By Elizabeth Friend Posted June 5, 2014 at 12:55 am

Chapel Hill Town Council members say a 1-cent property tax rate hike is needed in the coming year to help the town add to its debt capacity and build big projects sooner.

Chapel Hill faces more than $158 million dollars worth of unfunded capital needs, yet the town can’t borrow money until 2017.

With that in mind, Town Council members on Wednesday informally agreed it is time to replenish the town’s debt management fund by raising the property tax rate 1 cent next year, to 52.4 cents per $100 of valuation.

Council member Matt Czajkowski said this will help pay for amenities like parks, greenways and bike paths that town residents want sooner rather than later.

“Those elements, to me, are very significant quality-of-life considerations, what make people feel good about where they live,” said Czajkowski. “For them to be deferred many years into the future I think makes them more of a dream than a reality.”

A penny on the tax rate generates about $755,000 in revenue for the town. Business Management Director Ken Pennoyer told the Council each penny’s worth put into the debt fund translates into approximately $10 million dollars in additional debt capacity.

Other big-ticket items on the capital projects list include a new police station, new fire stations, a waste transfer station and park improvements.

The Council also wrestled with the question of how to raise money to support affordable housing initiatives.

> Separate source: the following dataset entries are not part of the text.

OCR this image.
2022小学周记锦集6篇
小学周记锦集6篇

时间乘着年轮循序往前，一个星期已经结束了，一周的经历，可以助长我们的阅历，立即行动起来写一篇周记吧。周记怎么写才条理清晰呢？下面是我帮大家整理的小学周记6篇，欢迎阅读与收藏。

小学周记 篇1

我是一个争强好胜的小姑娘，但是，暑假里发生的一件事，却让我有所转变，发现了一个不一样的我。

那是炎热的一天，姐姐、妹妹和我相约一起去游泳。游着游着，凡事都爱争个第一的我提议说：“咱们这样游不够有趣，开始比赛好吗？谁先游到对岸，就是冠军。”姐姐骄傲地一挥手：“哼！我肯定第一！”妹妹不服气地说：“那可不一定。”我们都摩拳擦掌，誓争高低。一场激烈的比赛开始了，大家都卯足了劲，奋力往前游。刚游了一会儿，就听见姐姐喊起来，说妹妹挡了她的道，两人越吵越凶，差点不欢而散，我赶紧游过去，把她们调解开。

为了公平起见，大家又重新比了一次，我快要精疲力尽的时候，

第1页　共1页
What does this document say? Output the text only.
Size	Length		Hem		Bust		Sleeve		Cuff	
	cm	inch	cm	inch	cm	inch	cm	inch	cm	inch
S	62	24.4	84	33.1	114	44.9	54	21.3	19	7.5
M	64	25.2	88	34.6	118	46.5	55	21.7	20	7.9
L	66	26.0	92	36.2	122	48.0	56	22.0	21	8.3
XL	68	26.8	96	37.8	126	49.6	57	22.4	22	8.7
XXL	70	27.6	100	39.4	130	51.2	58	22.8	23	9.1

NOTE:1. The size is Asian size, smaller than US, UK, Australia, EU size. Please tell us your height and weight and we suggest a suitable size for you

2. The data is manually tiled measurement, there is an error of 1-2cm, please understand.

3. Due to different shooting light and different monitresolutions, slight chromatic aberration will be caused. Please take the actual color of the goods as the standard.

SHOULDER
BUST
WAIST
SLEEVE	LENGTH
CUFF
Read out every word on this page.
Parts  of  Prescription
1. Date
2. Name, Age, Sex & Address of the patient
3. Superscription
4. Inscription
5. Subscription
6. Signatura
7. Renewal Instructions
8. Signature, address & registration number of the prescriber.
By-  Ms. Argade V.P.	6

Ultimately, Council members settled on a plan that falls just short of the $755,000 funding goal, but doesn’t add to the tax rate.

The Council agreed to delay a solid waste transportation pilot project worth $145,000 and spend $355,000 worth of development fees from the Ephesus-Fordham area in addition to the $188,750 already set aside for affordable housing in next year’s budget.

This is the second property tax rate increase in two years for Chapel Hill residents. Last year, the council approved a 2-cent increase that was split between Chapel Hill Transit, solid waste transportation expenses and the newly expanded public library.

The Council will formally vote to adopt the 2014-2015 budget on Monday.